Bone, Book Four: The Dragonslayer. By Jeff Smith. Graphix/Scholastic. $18.99.
The remarkable Bone saga continues to get deeper and darker in this fourth volume of Jeff Smith’s outstanding graphic-novel series – originally published in comic-book form in 1991. There is less and less that is comic about this tale as it moves along, and more and more than is intense. Even the colors, which are done by Steve Hamaker, reflect the deepening dark of unavoidable war, moving more into deep blues and deep purples and out-and-out black as the story continues and the complex plot unwinds further.
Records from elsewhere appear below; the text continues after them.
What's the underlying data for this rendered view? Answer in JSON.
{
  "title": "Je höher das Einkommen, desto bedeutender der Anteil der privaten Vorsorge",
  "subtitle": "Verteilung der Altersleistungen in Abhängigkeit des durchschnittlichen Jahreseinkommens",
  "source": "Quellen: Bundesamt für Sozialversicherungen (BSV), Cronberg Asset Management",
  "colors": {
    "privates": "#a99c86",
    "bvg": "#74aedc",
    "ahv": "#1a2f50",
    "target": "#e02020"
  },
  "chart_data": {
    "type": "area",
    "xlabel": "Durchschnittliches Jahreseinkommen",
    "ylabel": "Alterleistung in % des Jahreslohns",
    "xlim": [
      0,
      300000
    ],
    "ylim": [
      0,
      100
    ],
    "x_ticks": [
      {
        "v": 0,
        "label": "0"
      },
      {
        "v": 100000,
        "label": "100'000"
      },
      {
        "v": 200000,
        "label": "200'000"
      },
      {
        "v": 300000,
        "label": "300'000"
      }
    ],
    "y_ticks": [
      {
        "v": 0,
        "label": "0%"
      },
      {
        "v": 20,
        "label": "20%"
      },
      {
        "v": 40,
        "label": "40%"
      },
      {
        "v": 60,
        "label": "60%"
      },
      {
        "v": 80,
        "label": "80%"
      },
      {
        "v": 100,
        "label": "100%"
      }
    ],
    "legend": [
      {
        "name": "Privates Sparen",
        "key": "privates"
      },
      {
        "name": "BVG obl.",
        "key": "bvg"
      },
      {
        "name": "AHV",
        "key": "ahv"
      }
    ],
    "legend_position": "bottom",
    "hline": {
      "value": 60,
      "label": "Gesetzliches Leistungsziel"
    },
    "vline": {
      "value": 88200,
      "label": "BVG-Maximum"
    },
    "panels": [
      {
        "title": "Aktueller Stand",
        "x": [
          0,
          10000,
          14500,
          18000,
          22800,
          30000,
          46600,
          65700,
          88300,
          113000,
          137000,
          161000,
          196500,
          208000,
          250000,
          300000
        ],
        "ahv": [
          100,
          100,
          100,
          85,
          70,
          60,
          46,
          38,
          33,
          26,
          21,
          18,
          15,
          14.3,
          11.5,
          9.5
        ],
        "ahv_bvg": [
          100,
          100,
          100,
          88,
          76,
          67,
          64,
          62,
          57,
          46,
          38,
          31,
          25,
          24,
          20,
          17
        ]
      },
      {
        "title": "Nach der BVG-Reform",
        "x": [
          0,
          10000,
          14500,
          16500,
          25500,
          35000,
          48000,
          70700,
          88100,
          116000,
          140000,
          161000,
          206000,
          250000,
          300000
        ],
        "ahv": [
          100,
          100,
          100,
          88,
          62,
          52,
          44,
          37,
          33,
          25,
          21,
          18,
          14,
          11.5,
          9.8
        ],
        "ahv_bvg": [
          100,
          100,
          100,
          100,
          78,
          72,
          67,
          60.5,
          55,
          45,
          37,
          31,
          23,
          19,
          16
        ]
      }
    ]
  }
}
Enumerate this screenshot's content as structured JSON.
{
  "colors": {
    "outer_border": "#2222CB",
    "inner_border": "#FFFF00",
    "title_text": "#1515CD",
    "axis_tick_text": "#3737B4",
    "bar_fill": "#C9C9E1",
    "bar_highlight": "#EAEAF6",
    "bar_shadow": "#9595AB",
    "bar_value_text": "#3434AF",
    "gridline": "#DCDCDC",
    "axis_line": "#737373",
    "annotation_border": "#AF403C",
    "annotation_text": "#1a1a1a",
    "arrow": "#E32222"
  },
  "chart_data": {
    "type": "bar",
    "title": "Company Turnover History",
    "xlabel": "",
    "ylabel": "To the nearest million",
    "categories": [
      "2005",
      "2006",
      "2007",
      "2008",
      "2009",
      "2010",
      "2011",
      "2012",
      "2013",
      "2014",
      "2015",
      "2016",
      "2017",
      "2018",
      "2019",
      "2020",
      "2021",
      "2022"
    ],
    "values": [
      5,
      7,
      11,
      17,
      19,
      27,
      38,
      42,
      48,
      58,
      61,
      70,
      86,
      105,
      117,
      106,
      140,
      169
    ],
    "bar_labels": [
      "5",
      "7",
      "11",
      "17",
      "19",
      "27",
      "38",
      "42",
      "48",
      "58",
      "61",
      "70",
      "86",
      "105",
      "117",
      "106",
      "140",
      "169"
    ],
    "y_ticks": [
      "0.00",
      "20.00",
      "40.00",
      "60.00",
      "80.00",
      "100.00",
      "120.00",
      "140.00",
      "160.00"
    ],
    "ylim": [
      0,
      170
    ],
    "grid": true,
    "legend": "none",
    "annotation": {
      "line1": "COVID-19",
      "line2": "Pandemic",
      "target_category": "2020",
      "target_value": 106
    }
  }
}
It is fair for anyone who does not know Bone to wonder what all the fuss is about. This is, after all, a graphic novel (in the form in which Scholastic’s Graphix line is re-releasing it), and the central characters – three cousins named Bone – are little more than bulbous-nosed white outlines. But Smith does not have to draw characters this way – everyone and everything except the Bones is created with enormous attention to detail, including hair and sweat and the threads on characters’ clothing. So the Bones’ adventures in a world that is not their own – but that, in this book, is increasingly becoming their own – are clearly designed in the strangers-in-a-strange-land mode.
But now it turns out that the denizens of this land are themselves strangers – to their history, to the danger that surrounds them, to the potential salvation in their midst, and to the war that is about to break out and threaten everything they hold dear. The keys to the reality (former reality? alternative reality?) that may save the valley’s good people from destruction lie with Gran’ma Ben and her gorgeous but deeply troubled granddaughter, Thorn. Neither is what she seems – we learned in Book Three that both are from an overthrown royal line that some people continue to support in secret. In Book Four, Thorn begins to come into her inheritance, which turns out to include everything from some exceedingly fancy swordplay to an ability to move between the everyday world and a dream world that holds great potential and extraordinary danger. The confrontation between Thorn and a huge monster called Kingdok is genuinely scary and highly revelatory. Yet it is becoming increasingly clear that Kingdok and his hordes of Rat People are only pawns of the far more dangerous Lord of the Locusts, who was imprisoned in the distant past and is now working to return to rule the valley. To do that, he needs to harness either the power of Thorn or that of Phoney Bone.
Yes, Phoney. Phoncible P. Bone, to give him his full name, perpetrates the latest and greatest of his endless moneymaking schemes in this book, convincing the townspeople that dragons are dangerous and that he is a Dragonslayer who can save them from the menace. His plot succeeds brilliantly until very near the end of the book, when its very last piece – an actual dragon – falls into place unexpectedly, and Phoney commits what appears to be his first-ever act of bravery and unselfishness. This development, which barely registers in Book Four, is sure to become increasingly important in later books. And what of Smiley Bone? In Book Four, he becomes more than the endlessly grinning simpleton he has seemed to be (although, in truth, there have already been hints that he is more than that). Smiley helps Phoney with his plans, but “I never know whose side you’re on,” Phoney complains, and that statement proves important within this book and is sure to become more so in later ones. Bone has by now become a kind of fantasy epic, filled with weird creatures and surprisingly believable characters, even if some of them are shaped like bugs or puffy white plush toys. Fone Bone, the ever-less-naïve hero of the whole saga, actually bleeds in Book Four, and comes to seem altogether more real, true and good. Smith’s series deserves all the accolades it received in its original comic-book form, and deserves to find a larger audience and still more praise through these excellent graphic-novel editions.